Slinger's Thoughts

January 4, 2012

It may not be your Content Databases that need upgrading

Filed under: 2010, SharePoint — Tags: , — slingeronline @ 1:03 pm

I recently had to recover from a disaster with one of our SharePoint testing environments. (This happens to be the only testing environment that is not on virtual hardware.) Fortunately, I do quality assurance testing for a disaster recovery product and it wasn’t long before I had new hardware for the failing database server and could rebuild the farm. I did run into some interesting issues however. After I reinstalled the WFEs and had central administration working again, I reattached the content databases that I had recovered. After all of this my farm worked fine and I had access to all of my Site Collections again. Disaster averted. The health analyzer on the farm kept warning me about upgrading databases though. Specifically the error message that I got was the following; "Database is in compatibility range and upgrade is recommended."  Seems simple enough. There are Powershell commands that I can use to upgrade the databases.

$contentdb = Get-SPContentDatabase | Where-Object {$_.Name -eq "WSS_Content"}

Upgrade-SPContentDatabase -Identity $contentdb

I ran those commands from a Powershell prompt (the SharePoint 2010 Management Shell since that one automatically loads the SharePoint snap-in.) I was then immediately irritated when the upgrade failed.

WARNING: Database [SPContentDatabase Name=WSS_Content] does not need to be upgraded.

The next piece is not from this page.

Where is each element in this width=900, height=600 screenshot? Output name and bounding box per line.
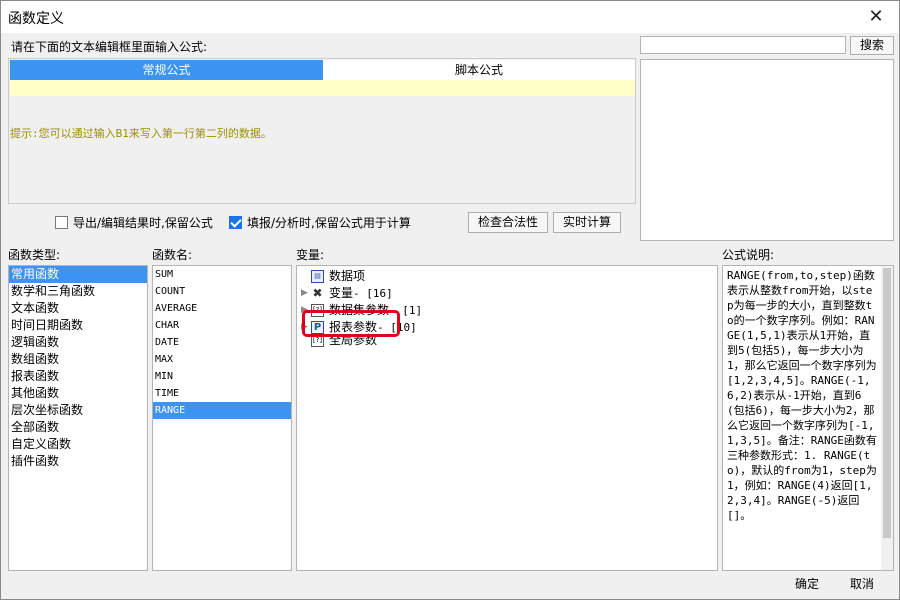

So, Central Administration tells me that my database needs to be upgraded, and then when I try to update the database, it tells me that it doesn’t need to be upgraded. I was a little confused. I figured I would try a different approach, so I ran PSConfig on the farm with the “build to build” switch.

psconfig -cmd upgrade -inplace b2b -wait -force

This only resulted in more errors.

I then tried to detach and reattach the content databases, since, when attaching a content db, SharePoint should typically upgrade the database if it needs it. That didn’t work either.

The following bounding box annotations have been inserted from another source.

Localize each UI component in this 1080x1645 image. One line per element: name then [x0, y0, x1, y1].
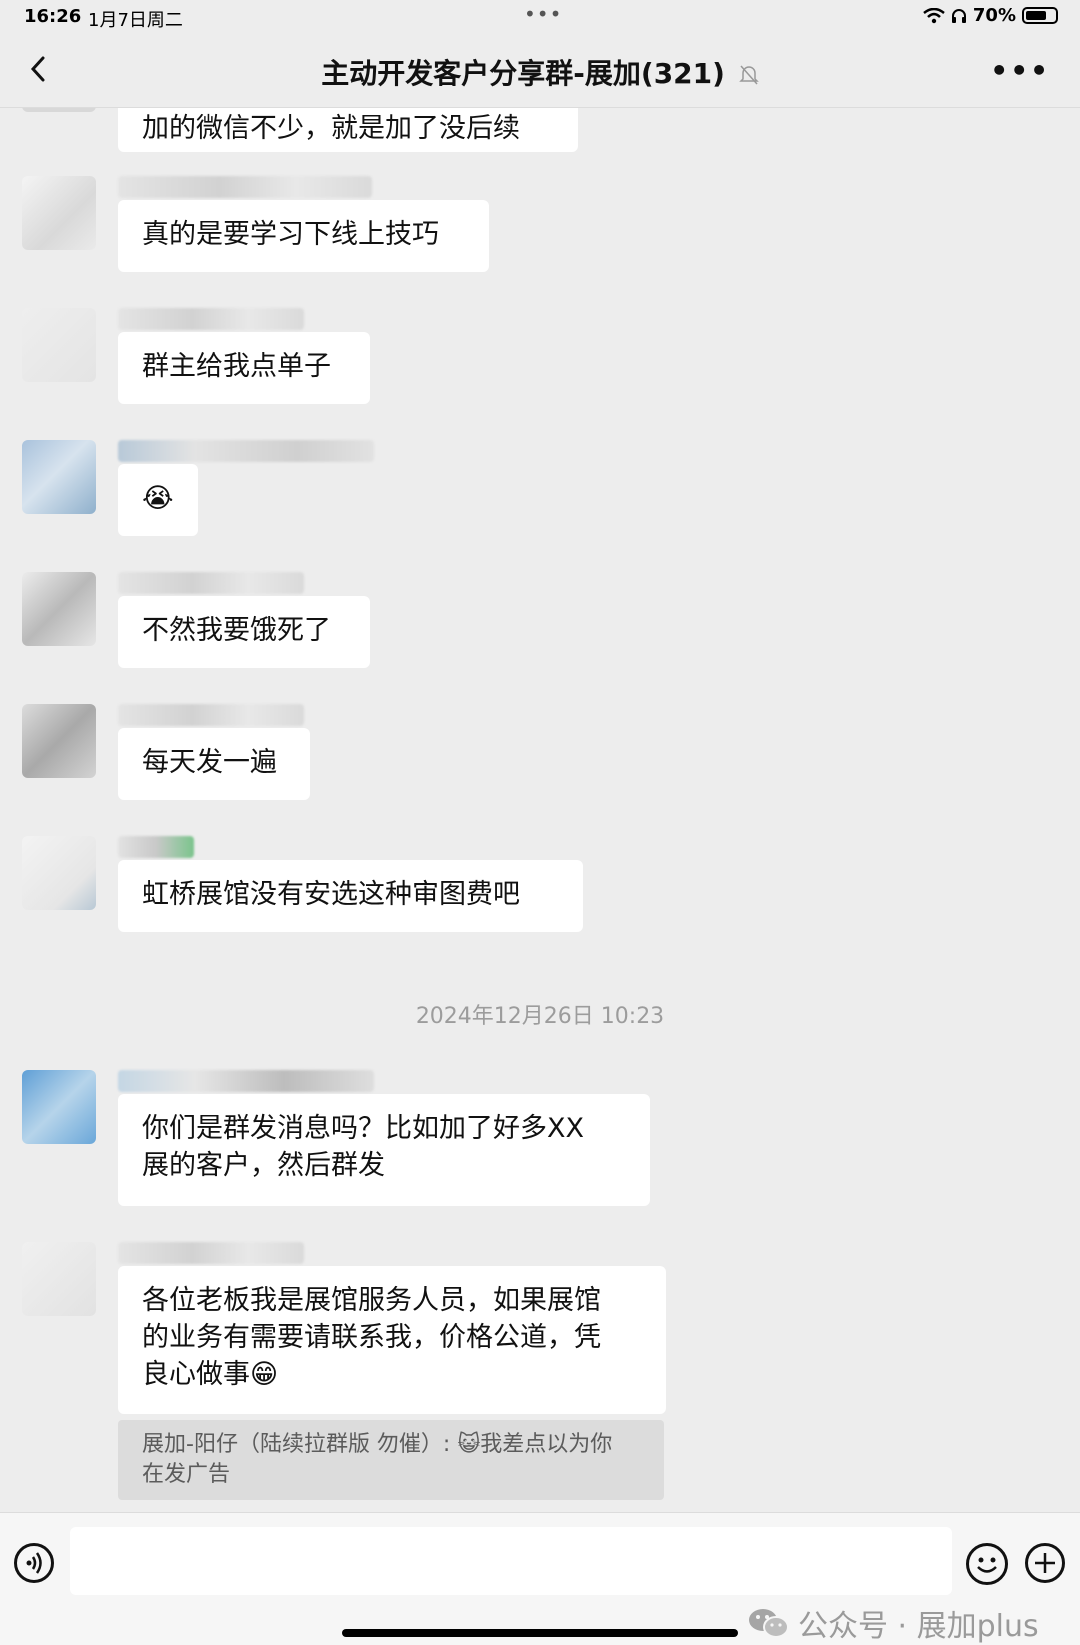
avatar[interactable] — [22, 440, 96, 514]
message-bubble[interactable]: 群主给我点单子 — [118, 332, 370, 404]
message-bubble[interactable]: 不然我要饿死了 — [118, 596, 370, 668]
message-bubble[interactable]: 每天发一遍 — [118, 728, 310, 800]
status-indicators: 70% — [923, 5, 1058, 26]
sender-name-blurred — [118, 176, 372, 198]
sender-name-blurred — [118, 440, 374, 462]
message-bubble[interactable]: 😭 — [118, 464, 198, 536]
multitasking-dots-icon[interactable]: ••• — [524, 2, 562, 26]
headphones-icon — [951, 8, 966, 23]
more-options-icon[interactable]: ••• — [990, 54, 1050, 87]
battery-percent: 70% — [972, 5, 1016, 26]
quoted-reply[interactable]: 展加-阳仔（陆续拉群版 勿催）: 😺我差点以为你 在发广告 — [118, 1420, 664, 1500]
avatar[interactable] — [22, 1242, 96, 1316]
status-bar: 16:26 1月7日周二 ••• 70% — [0, 0, 1080, 34]
avatar[interactable] — [22, 1070, 96, 1144]
sender-name-blurred — [118, 1070, 374, 1092]
avatar[interactable] — [22, 176, 96, 250]
sender-name-blurred — [118, 704, 304, 726]
message-bubble[interactable]: 虹桥展馆没有安选这种审图费吧 — [118, 860, 583, 932]
wechat-logo-icon — [749, 1609, 789, 1638]
message-bubble[interactable]: 你们是群发消息吗？比如加了好多XX 展的客户，然后群发 — [118, 1094, 650, 1206]
emoji-icon[interactable] — [966, 1543, 1008, 1585]
sender-name-blurred — [118, 836, 194, 858]
battery-fill — [1026, 11, 1046, 20]
sender-name-blurred — [118, 572, 304, 594]
add-attachment-icon[interactable] — [1025, 1543, 1065, 1583]
avatar[interactable] — [22, 308, 96, 382]
avatar[interactable] — [22, 572, 96, 646]
status-date: 1月7日周二 — [88, 10, 183, 31]
voice-waves-icon — [26, 1552, 42, 1574]
avatar[interactable] — [22, 836, 96, 910]
message-bubble[interactable]: 真的是要学习下线上技巧 — [118, 200, 489, 272]
voice-input-icon[interactable] — [14, 1543, 54, 1583]
plus-icon — [1035, 1553, 1055, 1573]
nav-bar: 主动开发客户分享群-展加(321) ••• — [0, 34, 1080, 108]
chat-title: 主动开发客户分享群-展加(321) — [0, 52, 1080, 92]
status-time: 16:26 — [24, 6, 82, 27]
home-indicator[interactable] — [342, 1629, 738, 1637]
smiley-face-icon — [977, 1557, 997, 1573]
sender-name-blurred — [118, 1242, 304, 1264]
chat-title-text: 主动开发客户分享群-展加(321) — [321, 57, 725, 90]
wifi-icon — [923, 7, 945, 23]
mute-bell-icon — [738, 65, 759, 85]
input-bar: 公众号 · 展加plus — [0, 1512, 1080, 1645]
message-bubble[interactable]: 各位老板我是展馆服务人员，如果展馆 的业务有需要请联系我，价格公道，凭 良心做事… — [118, 1266, 666, 1414]
chat-timestamp: 2024年12月26日 10:23 — [415, 1004, 665, 1029]
battery-icon — [1022, 7, 1058, 24]
watermark-text: 公众号 · 展加plus — [798, 1609, 1039, 1644]
sender-name-blurred — [118, 308, 304, 330]
message-input[interactable] — [70, 1527, 952, 1595]
quoted-reply-text: 展加-阳仔（陆续拉群版 勿催）: 😺我差点以为你 在发广告 — [142, 1432, 613, 1487]
watermark: 公众号 · 展加plus — [748, 1601, 1039, 1645]
avatar[interactable] — [22, 704, 96, 778]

I talked with Sean McDonough for a few minutes about the situation and he enlightened me that there is a chance that it is not my content databases that need upgrading. How do you really know though? Time to poke into your content databases to tell for sure.  The first database you need to check is your SharePoint Config database since that is the one that shows you what version your farm is currently using, be it a service pack, or one of the myriad cumulative updates. Run the following in a Sequel Server Management Studio Query.

use SharePoint_Config
SELECT Version
FROM Versions
WHERE VersionId = ‘00000000-0000-0000-0000-000000000000’

This will show you every version that your farm has evolved through. Mine showed one version; 14.0.4762.1000. (This is incidentally the RTM version of SharePoint 2010) I then ran the same query against one of my databases that supposedly needed to be upgraded and found more than one version. 4762 was there, but so was 5128. It would seem that it wasn’t my content databases that needed to be upgraded, but rather the rest of my farm. Now my problem was figuring out which version I needed to end up with after upgrading. Fortunately, Todd Klindt has an awesome reference page here that will tell you which Service Pack or Cumulative Update each version number means with a link to download what you need. I downloaded the Cumulative Update for October 2010, installed it on my farm, and then ran psconfig again to finish everything up. All of those “database needs upgrade” errors were gone and the health analyzer on my farm settled down again. Just to be sure I went to the Farm’s Central Administration, then to “Upgrade and Migration” and clicked on “Review Database status.”  Every database stated “No Action required” instead of the upgrade message.

So, if you have to recover a farm and reattach your databases, or you are attaching your content databases to a new farm, keep in mind that if SharePoint tells you that databases need to be upgraded, it might not be the databases that are in need of an upgrade.

Many thanks to Sean McDonough for his input, and to Todd Klindt for his blog for reference. 



1 Comment »

  1. SharePoint is so freaking ridiculous.